When health authorities approve a new drug for use in Europe, they are unable to assess the potential safety risks of drugs that will be taken for extended periods because of a lack of long-term data, according to an analysis published in PLoS Medicine today.
Because US regulators use the same guidelines for the sizes of clinical trials of investigational drugs and often evaluate data from the same studies used by European regulators, the findings may also have implications for patients and physicians in the United States.
When drug regulators consider whether to approve the marketing of a new drug in their country, they look to preapproval clinical trials for evidence of the potential risks associated with taking the medication. When such trials are designed, the number of patients enrolled is typically based on how large the trial must be to assess the efficacy of a particular product, the authors explain. But clinical trials often last a comparatively short time, which means that at the time of approval, they provide limited long-term data on the risks of taking a medication intended for chronic use.
To assess the amount of information about a drug’s safety that exists at the time the drug is approved, a team of European researchers analyzed the clinical data available for new medications approved by the European Medicines Agency between 2000 and 2010. The researchers found that clinical trials of each new medication approved under the standard pathway had an average of 1708 participants; clinical trials of “orphan drugs” approved under a special pathway for rare conditions had an average of 438 participants.

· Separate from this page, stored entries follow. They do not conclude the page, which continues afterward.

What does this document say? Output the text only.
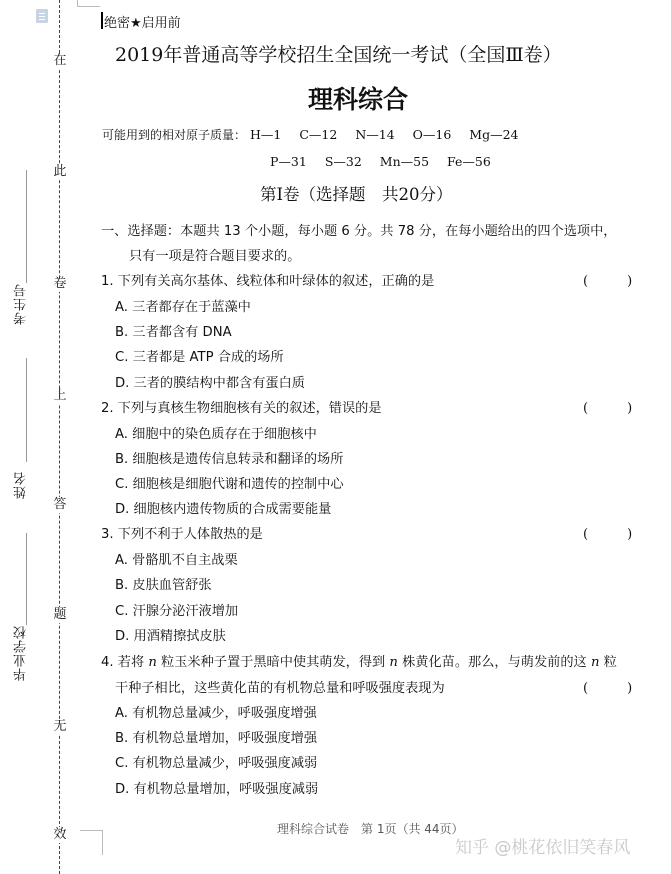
在
此
卷
上
答
题
无
效
考生号
姓名
毕业学校
绝密★启用前
2019年普通高等学校招生全国统一考试（全国Ⅲ卷）
理科综合
可能用到的相对原子质量： H—1 C—12 N—14 O—16 Mg—24
P—31 S—32 Mn—55 Fe—56
第Ⅰ卷（选择题　共20分）
一、选择题：本题共 13 个小题，每小题 6 分。共 78 分，在每小题给出的四个选项中，
只有一项是符合题目要求的。
1. 下列有关高尔基体、线粒体和叶绿体的叙述，正确的是	(　　　)
A. 三者都存在于蓝藻中
B. 三者都含有 DNA
C. 三者都是 ATP 合成的场所
D. 三者的膜结构中都含有蛋白质
2. 下列与真核生物细胞核有关的叙述，错误的是	(　　　)
A. 细胞中的染色质存在于细胞核中
B. 细胞核是遗传信息转录和翻译的场所
C. 细胞核是细胞代谢和遗传的控制中心
D. 细胞核内遗传物质的合成需要能量
3. 下列不利于人体散热的是	(　　　)
A. 骨骼肌不自主战栗
B. 皮肤血管舒张
C. 汗腺分泌汗液增加
D. 用酒精擦拭皮肤
4. 若将 n 粒玉米种子置于黑暗中使其萌发，得到 n 株黄化苗。那么，与萌发前的这 n 粒
干种子相比，这些黄化苗的有机物总量和呼吸强度表现为	(　　　)
A. 有机物总量减少，呼吸强度增强
B. 有机物总量增加，呼吸强度增强
C. 有机物总量减少，呼吸强度减弱
D. 有机物总量增加，呼吸强度减弱
理科综合试卷　第 1页（共 44页）
知乎 @桃花依旧笑春风
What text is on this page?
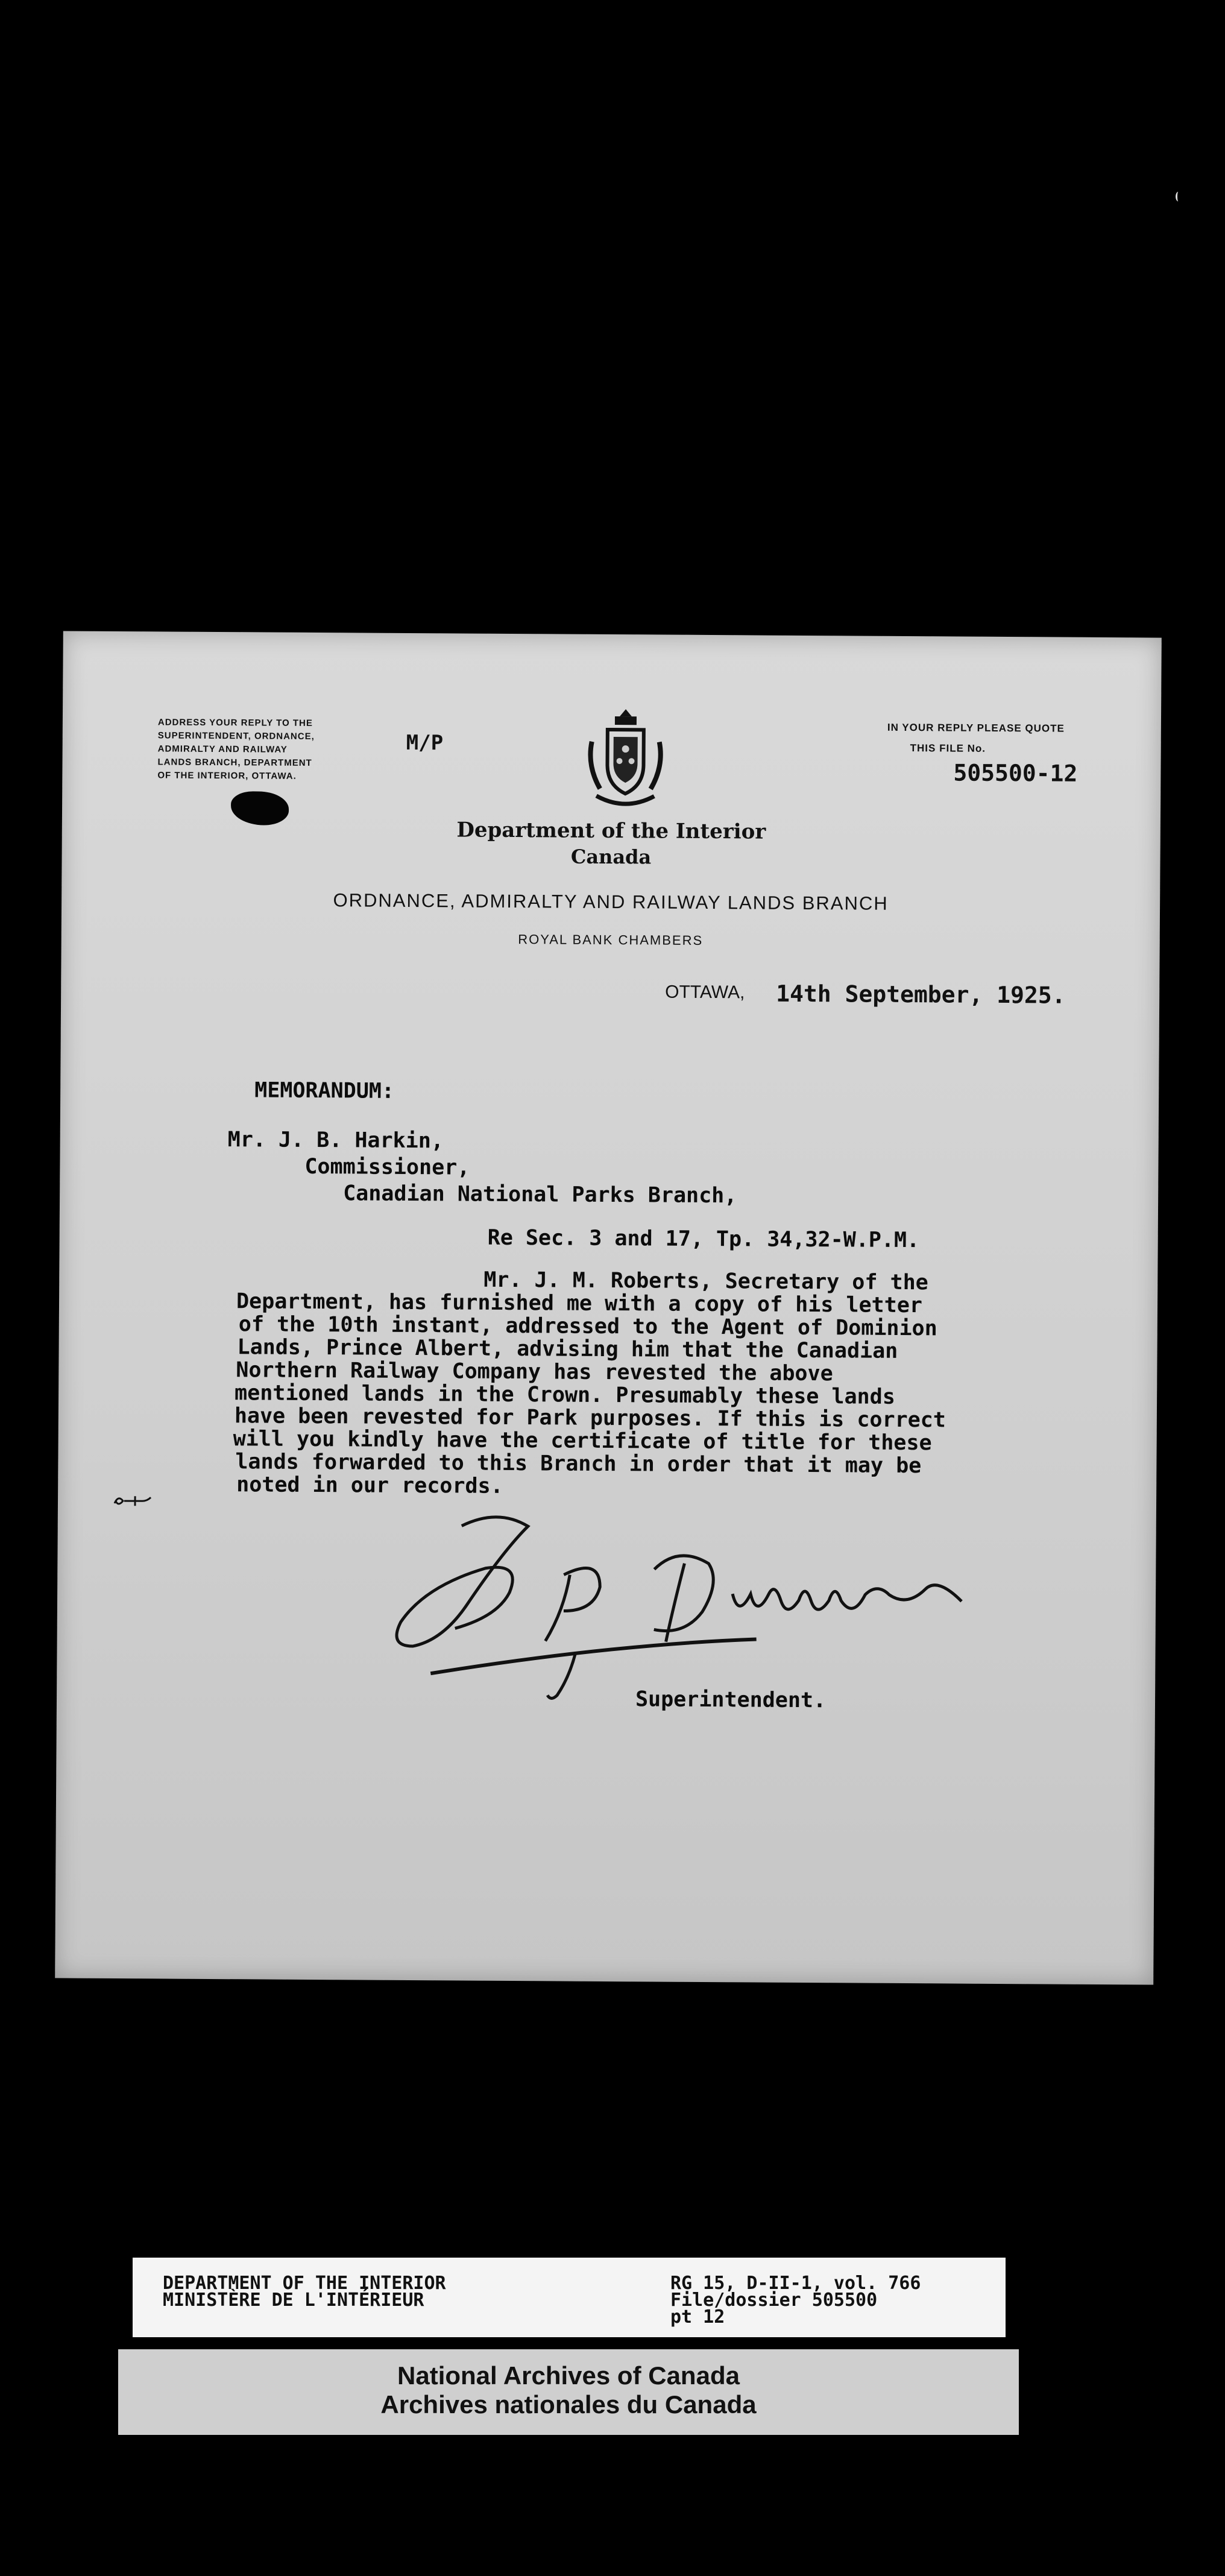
ADDRESS YOUR REPLY TO THE
SUPERINTENDENT, ORDNANCE,
ADMIRALTY AND RAILWAY
LANDS BRANCH, DEPARTMENT
OF THE INTERIOR, OTTAWA.
M/P
IN YOUR REPLY PLEASE QUOTE
THIS FILE No.
505500-12
Department of the Interior
Canada
ORDNANCE, ADMIRALTY AND RAILWAY LANDS BRANCH
ROYAL BANK CHAMBERS
OTTAWA, 14th September, 1925.
MEMORANDUM:
Mr. J. B. Harkin,
Commissioner,
Canadian National Parks Branch,
Re Sec. 3 and 17, Tp. 34,32-W.P.M.
Mr. J. M. Roberts, Secretary of the
Department, has furnished me with a copy of his letter
of the 10th instant, addressed to the Agent of Dominion
Lands, Prince Albert, advising him that the Canadian
Northern Railway Company has revested the above
mentioned lands in the Crown. Presumably these lands
have been revested for Park purposes. If this is correct
will you kindly have the certificate of title for these
lands forwarded to this Branch in order that it may be
noted in our records.
Superintendent.
DEPARTMENT OF THE INTERIOR
MINISTÈRE DE L'INTÉRIEUR
RG 15, D-II-1, vol. 766
File/dossier 505500
pt 12
National Archives of Canada
Archives nationales du Canada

Trials of medications that would be taken chronically typically involved larger numbers of patients (on average, 2338) than drugs intended for moderate-term use (878 patients) or short-term use (1315 patients). However, data on the longer-term safety and efficacy of new products were limited. For about half of the medications, fewer than 1000 patients were studied for at least 6 months while taking the medication, and for nearly 60% of the medications, there were fewer than 1000 patients studied for a year. Of the 84 medications for chronic conditions, about 82% met standards for clinical data set by the International Conference on Harmonization.
“For medicines intended for chronic use, the number of patients studied before marketing is insufficient to evaluate safety and long-term efficacy,” the authors conclude.
The authors note that conducting studies large enough to detect potential safety problems before approval may be difficult. For example, they note a 2007 meta-analysis found an elevated risk of heart attack among patients taking the diabetes drug rosiglitazone. However, to detect the magnitude of risk identified by the analysis, a controlled clinical trial would have to enroll 60 000 patients.
They argue that trial sizes and duration for preapproval studies should be reconsidered and approaches that would facilitate postapproval evaluation of drugs developed. For example, they note that a proposed strategy called “adaptive licensing” would allow regulators to conditionally approve a drug, with continued approval dependent on results of required postmarketing studies.